Moreta chuckled. The gray had certainly receded from Tamianth's huge eyes and the 'winking' was just the sparkle returning to the facets as the dragon improved. «I believe so. She knows who's helped her.»

«And Falga is sleeping.» Pressen hurried to the cot, feeling the pulse along Falga's neck. He sighed with relief. «She's much quieter now.»

«Holth?» Moreta asked, aware of other obligations.
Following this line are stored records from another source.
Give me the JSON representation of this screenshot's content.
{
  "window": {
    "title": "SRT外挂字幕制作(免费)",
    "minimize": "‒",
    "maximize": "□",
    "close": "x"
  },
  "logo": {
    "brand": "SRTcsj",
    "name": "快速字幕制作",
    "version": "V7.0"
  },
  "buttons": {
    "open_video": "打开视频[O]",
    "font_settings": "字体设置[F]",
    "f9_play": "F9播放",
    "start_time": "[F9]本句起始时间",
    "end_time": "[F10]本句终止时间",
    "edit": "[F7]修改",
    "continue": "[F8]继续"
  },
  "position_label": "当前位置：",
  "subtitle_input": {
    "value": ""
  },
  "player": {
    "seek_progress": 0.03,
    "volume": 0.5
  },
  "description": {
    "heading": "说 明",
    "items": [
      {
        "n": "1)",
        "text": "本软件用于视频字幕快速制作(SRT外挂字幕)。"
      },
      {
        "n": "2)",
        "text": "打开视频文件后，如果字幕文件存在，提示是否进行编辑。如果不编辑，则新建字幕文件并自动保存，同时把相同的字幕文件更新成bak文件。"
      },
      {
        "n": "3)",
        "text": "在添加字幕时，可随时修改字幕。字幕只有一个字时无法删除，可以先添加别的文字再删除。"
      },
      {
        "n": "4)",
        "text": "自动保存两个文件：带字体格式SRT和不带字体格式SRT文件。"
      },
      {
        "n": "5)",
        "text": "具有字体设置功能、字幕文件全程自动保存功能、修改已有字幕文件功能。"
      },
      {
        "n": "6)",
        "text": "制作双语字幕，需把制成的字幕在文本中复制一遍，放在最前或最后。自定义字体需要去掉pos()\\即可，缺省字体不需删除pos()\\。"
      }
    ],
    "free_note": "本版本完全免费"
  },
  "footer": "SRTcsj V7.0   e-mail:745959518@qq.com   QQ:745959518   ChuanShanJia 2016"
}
«They sleep!» Holth was unperturbed.

«I must get back to Fort. Cr'not, will you keep checking on the wing for me? Pressen knows how to draw ichor and where to put it but not when. You would.»

«I will!» Cr'not nodded solemnly. «Now, you ought not to leave your queen,» he added, shaking his head worriedly.

«There is a point at which ought has little to do with actions, Cr'not. I was sent for. I came! Now I'm going!» She gave him a curt nod. Weyrlingmasters were a breed of their own and felt they could criticize with impunity anyone in a Weyr. As she collected her riding gear, she gave Pressen a saucy wink and then strode out of the building.

She ran to the stairs and took the steps two at a time.

«They sleep,» Holth repeated, her eyes whirling serenely.

«And so shall we once we're back home,» Moreta said, swinging up onto Holth's lean back. «Take us to Fort Weyr, please, Holth.»

Obligingly, Holth sprang from the ledge and, once again, went between as soon as there was free air about her. As the chill of nothingness wrapped them, Moreta wondered if she should mention Holth's curious trick to Leri. Was it just that the queen was old and could not jump as forcefully? Did it not seem an impertinence on Moreta's part to criticize?

Then they were back in the dawn, skimming low above the lake in Fort Weyr. That was the explanation: Holth was practicing stealth. The watchrider was unlikely to notice a dragon leaving so low in darkness.

Holth glided to her own ledge and accepted Moreta's effusive thanks before lurching wearily into her weyr. Moreta ran down the stairs and into the Hatching Ground. To the Weyrwoman's relief, Orlith hadn't so much as changed the angle of her head during her rider's absence. And Leri slept soundly on Moreta's cot.